At that moment, he caught sight of John; and broke off. The total assemblage, including the judge, turned and stared at John as he limped forward into their midst.

“There!” burst out the inkeeperess. “Didn’t I say it? The poor little fellow—probably frightened out of his wits. Been up a tree all this time, no doubt. No reason at all for chopping three poor men who’re just having a friendly drink. But, that’s it for you, a man can’t get beyond his middle years but he has to be playing judge at every opportunity. And every man who ever wore a mail pouch ranting and raving as if there wasn’t anything in the world but letters—much good letters do anyone, anyway. And those who can’t wait to waste their good time standing around at a trial and an execution not much better. Poor little Shorty.” She swooped down on John, fluttering her apron at him. “Now you just get right inside there and have your morning beer. Men!

John let himself be herded inside. In addition to all his other aches and pains, he had just discovered himself to be the possessor of a walking hangover. And the Dilbian beer was at present the quickest—and only—cure for that.

Later, after John had drunk his breakfast and washed off a certain amount of dried blood, he and the Hill Bluffer got under way again. The long-legged Dilbian had fizzed and popped with the effervescence of throttled outrage for the first fifteen minutes or so following John’s return. But on being shut up by the inkeeperess, he had lapsed into a thoughtful silence, and he continued to be silent during the first few hours of their trip.

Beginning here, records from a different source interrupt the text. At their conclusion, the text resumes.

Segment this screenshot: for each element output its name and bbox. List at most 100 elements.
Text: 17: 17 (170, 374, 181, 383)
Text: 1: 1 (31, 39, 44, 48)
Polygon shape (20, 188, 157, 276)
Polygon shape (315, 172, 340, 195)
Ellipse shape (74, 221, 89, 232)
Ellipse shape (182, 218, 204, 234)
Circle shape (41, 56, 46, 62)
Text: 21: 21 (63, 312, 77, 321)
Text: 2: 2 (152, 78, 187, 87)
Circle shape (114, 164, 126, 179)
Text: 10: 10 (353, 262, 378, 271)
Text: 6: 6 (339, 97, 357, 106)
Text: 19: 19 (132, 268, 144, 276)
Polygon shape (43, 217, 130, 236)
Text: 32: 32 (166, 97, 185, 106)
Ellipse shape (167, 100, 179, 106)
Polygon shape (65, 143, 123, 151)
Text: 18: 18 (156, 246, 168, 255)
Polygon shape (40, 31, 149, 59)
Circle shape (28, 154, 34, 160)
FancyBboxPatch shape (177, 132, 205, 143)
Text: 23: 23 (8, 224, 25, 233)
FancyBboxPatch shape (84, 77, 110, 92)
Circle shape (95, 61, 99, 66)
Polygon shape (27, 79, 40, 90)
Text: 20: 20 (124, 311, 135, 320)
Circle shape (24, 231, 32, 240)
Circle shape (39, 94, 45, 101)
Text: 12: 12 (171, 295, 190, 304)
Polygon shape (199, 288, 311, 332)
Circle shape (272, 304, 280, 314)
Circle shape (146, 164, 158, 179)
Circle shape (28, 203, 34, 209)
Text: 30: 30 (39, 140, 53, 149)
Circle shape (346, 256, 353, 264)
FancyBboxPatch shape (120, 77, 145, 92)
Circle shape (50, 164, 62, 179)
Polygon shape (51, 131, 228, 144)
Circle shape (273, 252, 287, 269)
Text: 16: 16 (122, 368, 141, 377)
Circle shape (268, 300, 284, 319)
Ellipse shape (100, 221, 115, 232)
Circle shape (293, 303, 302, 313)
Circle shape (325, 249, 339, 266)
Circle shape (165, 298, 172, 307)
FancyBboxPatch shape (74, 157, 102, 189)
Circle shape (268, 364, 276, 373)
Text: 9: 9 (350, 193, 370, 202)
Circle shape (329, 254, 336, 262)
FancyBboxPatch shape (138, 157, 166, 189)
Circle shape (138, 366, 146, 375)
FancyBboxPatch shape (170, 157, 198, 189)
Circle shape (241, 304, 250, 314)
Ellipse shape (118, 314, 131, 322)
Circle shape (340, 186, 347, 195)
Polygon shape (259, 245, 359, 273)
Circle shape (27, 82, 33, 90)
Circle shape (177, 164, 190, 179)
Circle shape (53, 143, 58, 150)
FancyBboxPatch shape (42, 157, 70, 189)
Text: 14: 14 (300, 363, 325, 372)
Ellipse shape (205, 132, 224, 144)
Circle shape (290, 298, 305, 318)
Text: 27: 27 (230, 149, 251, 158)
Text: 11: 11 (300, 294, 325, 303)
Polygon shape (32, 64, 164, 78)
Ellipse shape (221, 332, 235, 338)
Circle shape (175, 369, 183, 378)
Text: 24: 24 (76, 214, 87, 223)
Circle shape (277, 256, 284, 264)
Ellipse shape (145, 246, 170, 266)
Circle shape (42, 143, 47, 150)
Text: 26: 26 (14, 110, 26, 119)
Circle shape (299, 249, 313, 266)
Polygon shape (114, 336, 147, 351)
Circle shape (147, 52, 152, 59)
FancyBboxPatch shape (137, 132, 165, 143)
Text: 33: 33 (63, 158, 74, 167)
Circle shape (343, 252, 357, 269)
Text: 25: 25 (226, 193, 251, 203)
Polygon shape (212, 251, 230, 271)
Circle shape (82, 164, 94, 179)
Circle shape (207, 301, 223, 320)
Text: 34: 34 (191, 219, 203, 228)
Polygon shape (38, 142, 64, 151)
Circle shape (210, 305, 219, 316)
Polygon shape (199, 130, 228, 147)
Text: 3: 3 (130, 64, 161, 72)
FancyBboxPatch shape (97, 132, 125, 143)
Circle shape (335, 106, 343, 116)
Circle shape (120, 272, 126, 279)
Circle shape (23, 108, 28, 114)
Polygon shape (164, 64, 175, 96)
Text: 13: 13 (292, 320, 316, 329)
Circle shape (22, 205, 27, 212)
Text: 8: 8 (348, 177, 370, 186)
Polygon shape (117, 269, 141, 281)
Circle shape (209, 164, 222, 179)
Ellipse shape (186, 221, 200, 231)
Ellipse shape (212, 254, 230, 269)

Meanwhile, thanks to a generally good physical condition and possibly in some measure to the beer and the food concentrates, John was recovering rapidly. Their way from Brittle Rock led through the highlands toward Knobby Gorge, the Bluffer had informed John, earlier. After that they would begin the gradual descent down the far, forested side of the Cold Mountains to Sour Ford and the Hollows. The Hollows was clan-country for the Streamside Terror, and their hope was to catch up with him before he reached it.

The first part of the day’s trailing after they left Brittle Rock led by narrow mountainside paths and across swinging suspension bridges over deep cuts in the rock that ended, far below, in rushing currents of white water. The Hill Bluffer trod this way for the first couple of hours, not merely with the casualness of someone well-used to it, but with the actual absent-mindedness of a person in deep thought.

“Hey!” said John, finally, when for the fifth time that morning the Hill Bluffer had shown signs of intending to walk off the path on to several hundred feet of thin air.